Tony Greenstein: A political activist for all his adult life. His main areas of work have been Palestine solidarity, anti-racism and anti-fascism. Tony is a founding member of the Palestine Solidarity Campaign and Jews for Boycotting Israeli Goods. Currently suspended from the Labour Party under the rightwing ‘Anti-Zionism equals anti-Semitism’ campaign, he has recently authored A history of fighting fascism in Brighton and the South Coast.
Another regular Weekly Worker contributor, he also features in The essentials of philosophy and ethics (London 2006).
Jack Conrad: The founder editor of The Leninist, first published in November 1981, he is also a long-standing member of the CPB Provisional Central Committee. He has contributed numerous articles to the Weekly Worker and written a number of books and pamphlets - the latest being the second edition of Fantastic reality, a study of Marxism and the politics of religion.
Kevin Bean: Lecturer at the Institute of Irish Studies - University of Liverpool. He has contributed to a number of books, including chapters in The politics of fear? Provisionalism, loyalism and the ‘new politics’ of Northern Ireland and Civil society, the state and conflict transformation, where he discusses the politics of the nationalist community in the Six Counties.

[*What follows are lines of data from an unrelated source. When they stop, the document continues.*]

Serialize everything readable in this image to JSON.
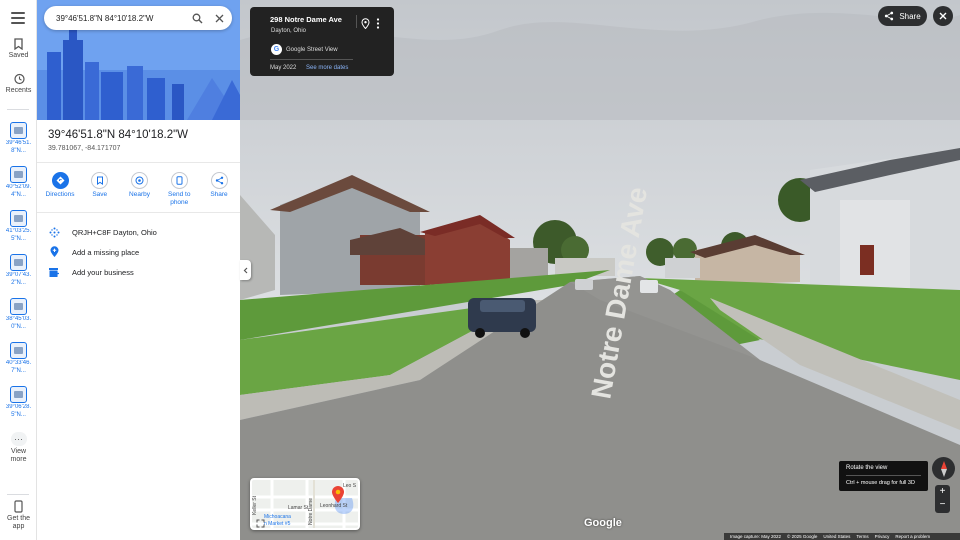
{
  "rail": {
    "saved_label": "Saved",
    "recents_label": "Recents",
    "recents": [
      {
        "label": "39°46'51.\n8\"N..."
      },
      {
        "label": "40°52'09.\n4\"N..."
      },
      {
        "label": "41°03'25.\n5\"N..."
      },
      {
        "label": "39°07'43.\n2\"N..."
      },
      {
        "label": "38°45'03.\n0\"N..."
      },
      {
        "label": "40°33'46.\n7\"N..."
      },
      {
        "label": "39°06'28.\n5\"N..."
      }
    ],
    "view_more_label": "View\nmore",
    "get_app_label": "Get the\napp"
  },
  "search": {
    "query": "39°46'51.8\"N 84°10'18.2\"W"
  },
  "place": {
    "title": "39°46'51.8\"N 84°10'18.2\"W",
    "coords": "39.781067, -84.171707"
  },
  "actions": [
    {
      "label": "Directions",
      "icon": "directions-icon"
    },
    {
      "label": "Save",
      "icon": "bookmark-icon"
    },
    {
      "label": "Nearby",
      "icon": "nearby-icon"
    },
    {
      "label": "Send to\nphone",
      "icon": "phone-icon"
    },
    {
      "label": "Share",
      "icon": "share-icon"
    }
  ],
  "rows": [
    {
      "text": "QRJH+C8F Dayton, Ohio",
      "icon": "plus-code-icon"
    },
    {
      "text": "Add a missing place",
      "icon": "add-place-icon"
    },
    {
      "text": "Add your business",
      "icon": "business-icon"
    }
  ],
  "streetview": {
    "address": "298 Notre Dame Ave",
    "city": "Dayton, Ohio",
    "source": "Google Street View",
    "date": "May 2022",
    "see_more": "See more dates",
    "share_label": "Share",
    "street_sign": "Notre Dame Ave",
    "rotate_title": "Rotate the view",
    "rotate_hint": "Ctrl + mouse drag for full 3D",
    "logo": "Google",
    "footer": [
      "Image capture: May 2022",
      "© 2025 Google",
      "United States",
      "Terms",
      "Privacy",
      "Report a problem"
    ]
  },
  "minimap": {
    "labels": [
      "Leo S",
      "Lamar St",
      "Michoacana",
      "Leonhard St",
      "n Market #5",
      "Keller St",
      "Notre Dame"
    ]
  },
  "colors": {
    "accent": "#1a73e8",
    "dark_ui": "#222222",
    "hero": "#6fa2f0"
  }
}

Mike Macnair: A member of the CPGB’s PCC and author of Revolutionary strategy (London 2008), he is currently working on a second edition. Based at the University of Oxford, his political speciality is Marxist theory, its application to understanding law as a social and historical phenomenon, and the ‘limits of law’.
Anne McShane: Has a long history of involvement in the workers’ movement, both in Britain and Ireland. She has stood in a number of elections in Britain, for the CPGB and the Socialist Alliance. Today she is active in Cork, where she is a member of the United Left Alliance and continues to struggle for a united revolutionary party in Ireland.
Paul Demarty: Is a member of the CPGB’s PCC. He is a regular writer for the Weekly Worker. He has a particular interest in the media and new technology.